Quote from: David Johansen;1133949Defined expectations are useful and codes of conduct define expectations.  I think that's part of the problem our society is struggling with right now.  A long time ago we had defined expectations that were very rigid and classist and religiously based and we decided to jetison them but never really put anything back in their place.  So, now we have people who are shocked that in the absence of codes of conduct people didn't know how to act and did stupid and evil things.  In principle I belive that people need to govern themselves but it doesn't help to not know what's expected.  Of course, then you get into the question of who should define those expectations.  The answer is, of course, me.  I don't understand how everybody else can get the same answer and be so absolutely wrong at the same time.

Neither do I ;)

Spinachcat

Quote from: Tyberious Funk;1135410The wonderful thing about roleplaying is that the entire industry could disappear overnight and as long as you still have some pens and paper, a few dice and a couple of like-minded friends, you can still play games.

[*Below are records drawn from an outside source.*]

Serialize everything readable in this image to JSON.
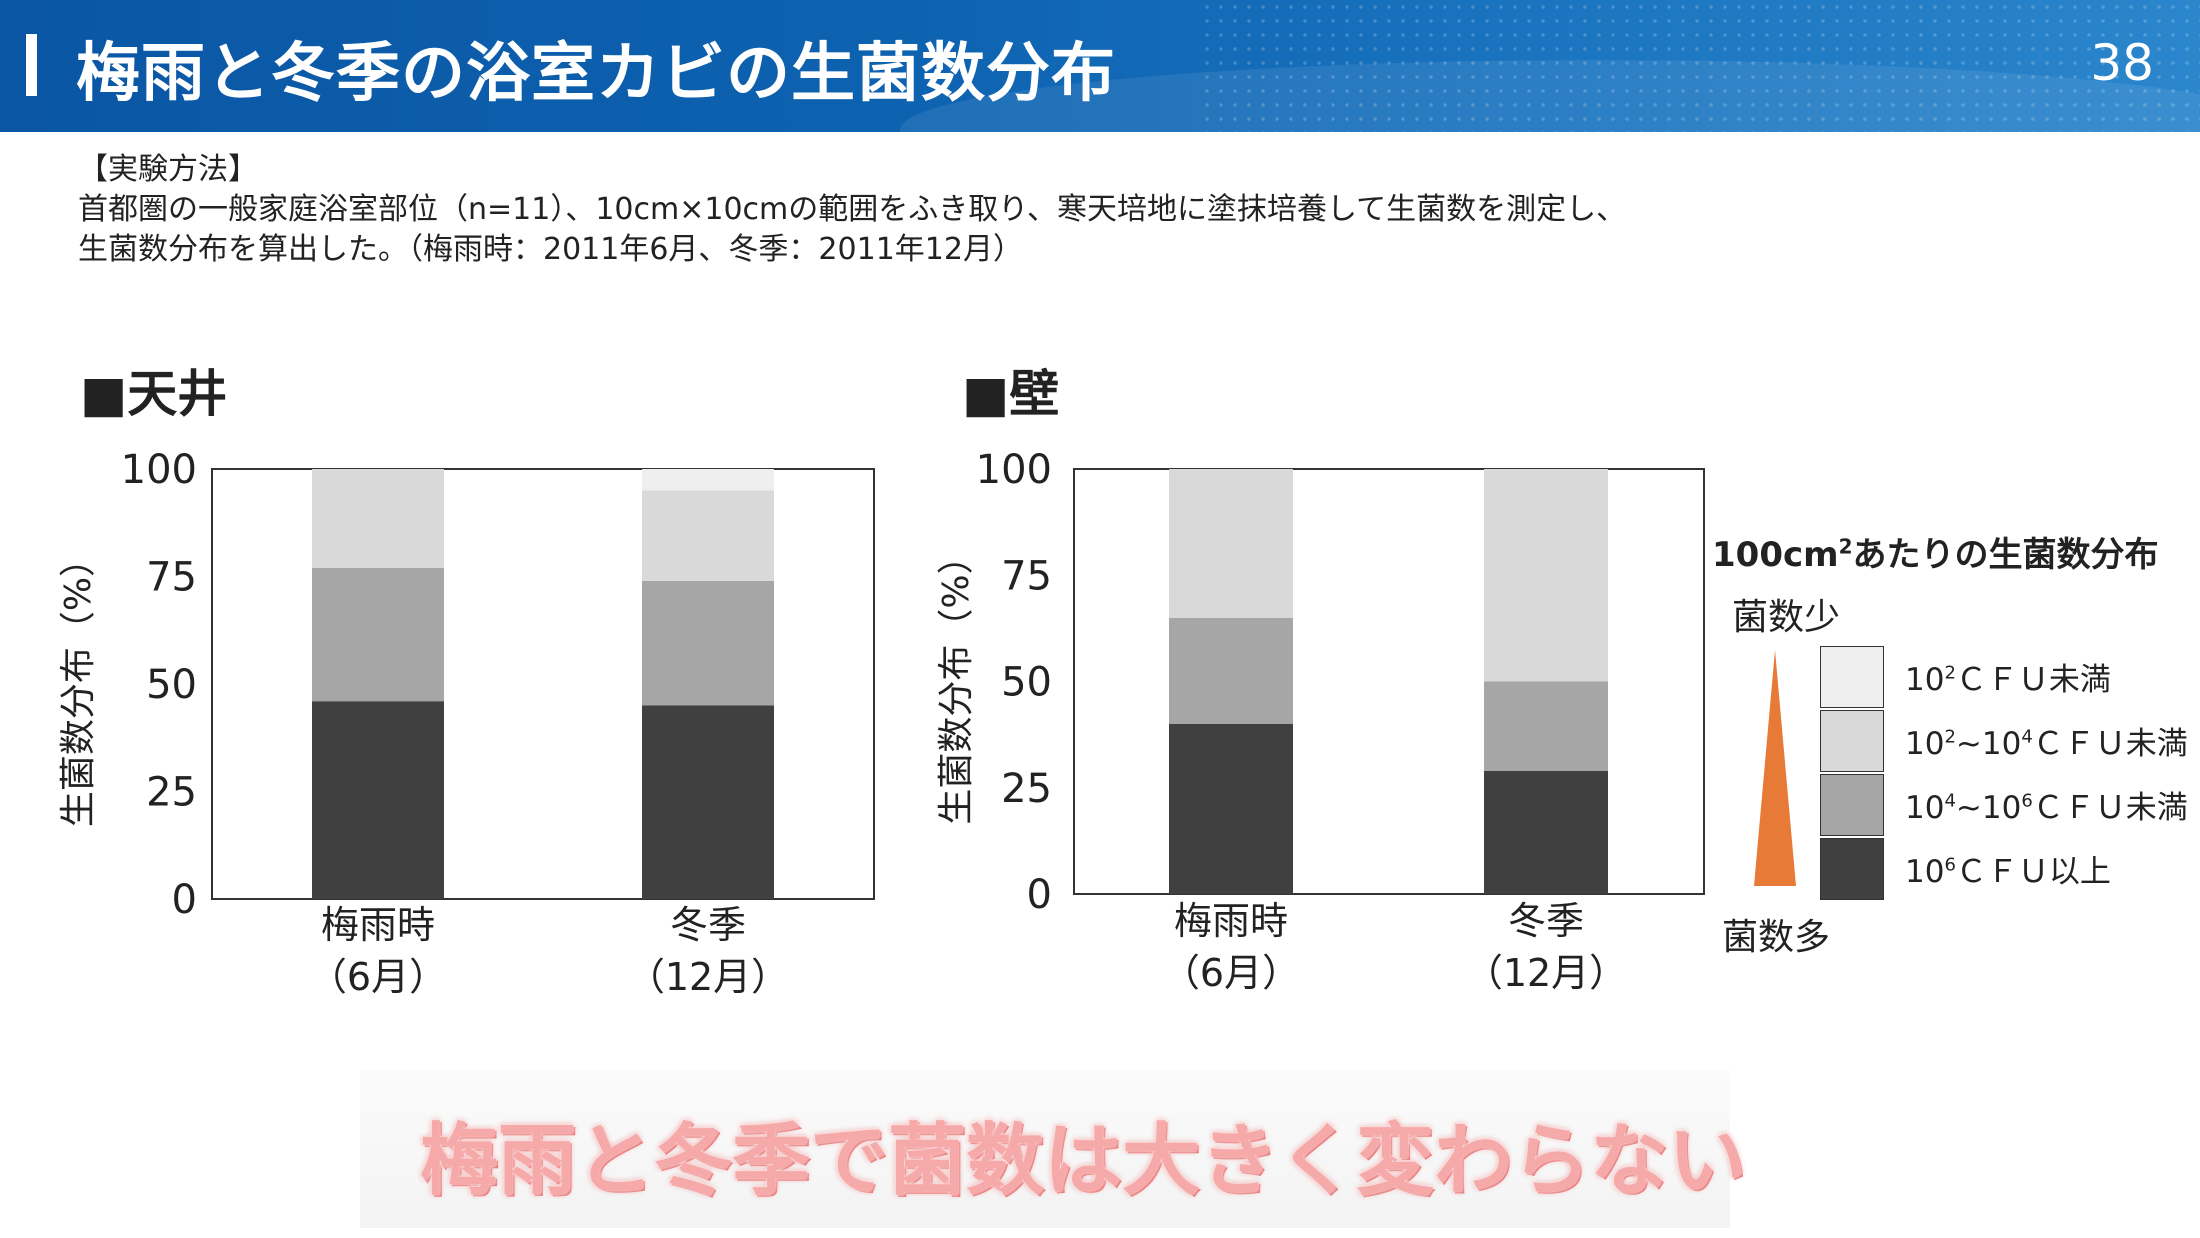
{
  "header": {
    "title": "梅雨と冬季の浴室カビの生菌数分布",
    "page_number": "38"
  },
  "method": {
    "heading": "【実験方法】",
    "line1": "首都圏の一般家庭浴室部位（n=11）、10cm×10cmの範囲をふき取り、寒天培地に塗抹培養して生菌数を測定し、",
    "line2": "生菌数分布を算出した。（梅雨時：2011年6月、冬季：2011年12月）"
  },
  "panels": {
    "left_title": "■天井",
    "right_title": "■壁"
  },
  "legend": {
    "title_prefix": "100cm",
    "title_sup": "2",
    "title_suffix": "あたりの生菌数分布",
    "few_label": "菌数少",
    "many_label": "菌数多",
    "items": [
      {
        "base1": "10",
        "sup1": "2",
        "mid": "",
        "base2": "",
        "sup2": "",
        "unit": "ＣＦＵ未満",
        "color": "#efefef"
      },
      {
        "base1": "10",
        "sup1": "2",
        "mid": "~",
        "base2": "10",
        "sup2": "4",
        "unit": "ＣＦＵ未満",
        "color": "#d9d9d9"
      },
      {
        "base1": "10",
        "sup1": "4",
        "mid": "~",
        "base2": "10",
        "sup2": "6",
        "unit": "ＣＦＵ未満",
        "color": "#a6a6a6"
      },
      {
        "base1": "10",
        "sup1": "6",
        "mid": "",
        "base2": "",
        "sup2": "",
        "unit": "ＣＦＵ以上",
        "color": "#404040"
      }
    ]
  },
  "conclusion": "梅雨と冬季で菌数は大きく変わらない",
  "chart_data": [
    {
      "type": "bar",
      "stacked": true,
      "title": "■天井",
      "ylabel": "生菌数分布（%）",
      "xlabel": "",
      "ylim": [
        0,
        100
      ],
      "yticks": [
        0,
        25,
        50,
        75,
        100
      ],
      "categories": [
        {
          "line1": "梅雨時",
          "line2": "（6月）"
        },
        {
          "line1": "冬季",
          "line2": "（12月）"
        }
      ],
      "series": [
        {
          "name": "10^6 CFU以上",
          "color": "#404040",
          "values": [
            46,
            45
          ]
        },
        {
          "name": "10^4~10^6 CFU未満",
          "color": "#a6a6a6",
          "values": [
            31,
            29
          ]
        },
        {
          "name": "10^2~10^4 CFU未満",
          "color": "#d9d9d9",
          "values": [
            23,
            21
          ]
        },
        {
          "name": "10^2 CFU未満",
          "color": "#efefef",
          "values": [
            0,
            5
          ]
        }
      ]
    },
    {
      "type": "bar",
      "stacked": true,
      "title": "■壁",
      "ylabel": "生菌数分布（%）",
      "xlabel": "",
      "ylim": [
        0,
        100
      ],
      "yticks": [
        0,
        25,
        50,
        75,
        100
      ],
      "categories": [
        {
          "line1": "梅雨時",
          "line2": "（6月）"
        },
        {
          "line1": "冬季",
          "line2": "（12月）"
        }
      ],
      "series": [
        {
          "name": "10^6 CFU以上",
          "color": "#404040",
          "values": [
            40,
            29
          ]
        },
        {
          "name": "10^4~10^6 CFU未満",
          "color": "#a6a6a6",
          "values": [
            25,
            21
          ]
        },
        {
          "name": "10^2~10^4 CFU未満",
          "color": "#d9d9d9",
          "values": [
            35,
            50
          ]
        },
        {
          "name": "10^2 CFU未満",
          "color": "#efefef",
          "values": [
            0,
            0
          ]
        }
      ]
    }
  ]
}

You are correct. No matter what stupidity occurs in the industry, we can still play games in our own home, however we would like to play.

But that's not the problem here.

The problem with the leftist takeover of the hobby is they seek to dictate WHO can publish, WHERE you can sell, and WHAT you can write. AKA, its not about the players of games, but the creators of games.

As we are a niche hobby, there isn't much money to go around.

DriveThruRPG is the dominant marketplace for PDF/POD, by a large margin compared to Lulu and allegedly even small press RPGs on Amazon don't sell as well as through DriveThru. Thus, the capitulation of DriveThru endangers the entire small press marketplace. Every author, artist and publisher then must choose capitulation or exile.

The "free market" is a nice idea, but there isn't enough ROI in this niche hobby to justify the capital necessary to overthrow DriveThru or BGG. Anybody could crank out an online marketplace, but without the marketing dollars to draw in customers, you're just creating another marginal business.

It's much akin the situation with YouTube. Those creators banned from YT are welcome on BitChute and others, but their viewership drops to a tiny fraction of YT and the ROI for the creators to keep creating drops to near zero.

Kyle Aaron

Quote from: Spinachcat;1135482The "free market" is a nice idea, but there isn't enough ROI in this niche hobby to justify the capital necessary to overthrow DriveThru or BGG.
The way modern would-be game designers think, it's a good thing Gygax didn't think back when he started. We face obstacles he didn't, like the SJWs, but he faced obstacles we don't, like having to print and handmake every one of the first thousand fucking copies, pay for it all, take it to a con and hope for the best.

Never before in human history has it been so easy for people to publish their writing and get some money for it. Never.
The Viking Hat GM
Conflict, the adventure game of modern warfare
Wastrel Wednesdays, livestream with Dungeondelver

Spinachcat

Kyle, I fully agree with you. It's never been easier to self-publish.

However, Gygax didn't invent the "self-published game" wheel though. There was a tradition in the wargame world of poorly typed and badly photocopied pamphlets being sold at gatherings. AKA, a marketplace existed in which he could participate. When he brought D&D to that marketplace, he was taking a big risk, but he knew there was a groundswell of excitement from his players. Of course, that didn't guarantee success or even break even, and he made a bold move with the right product at the right time.  

Now we have an established marketplace for RPGs and its easy to reach your audience...BUT you might be cut off from that marketplace if the freakshow mob decides you have wrongthink and must be canceled.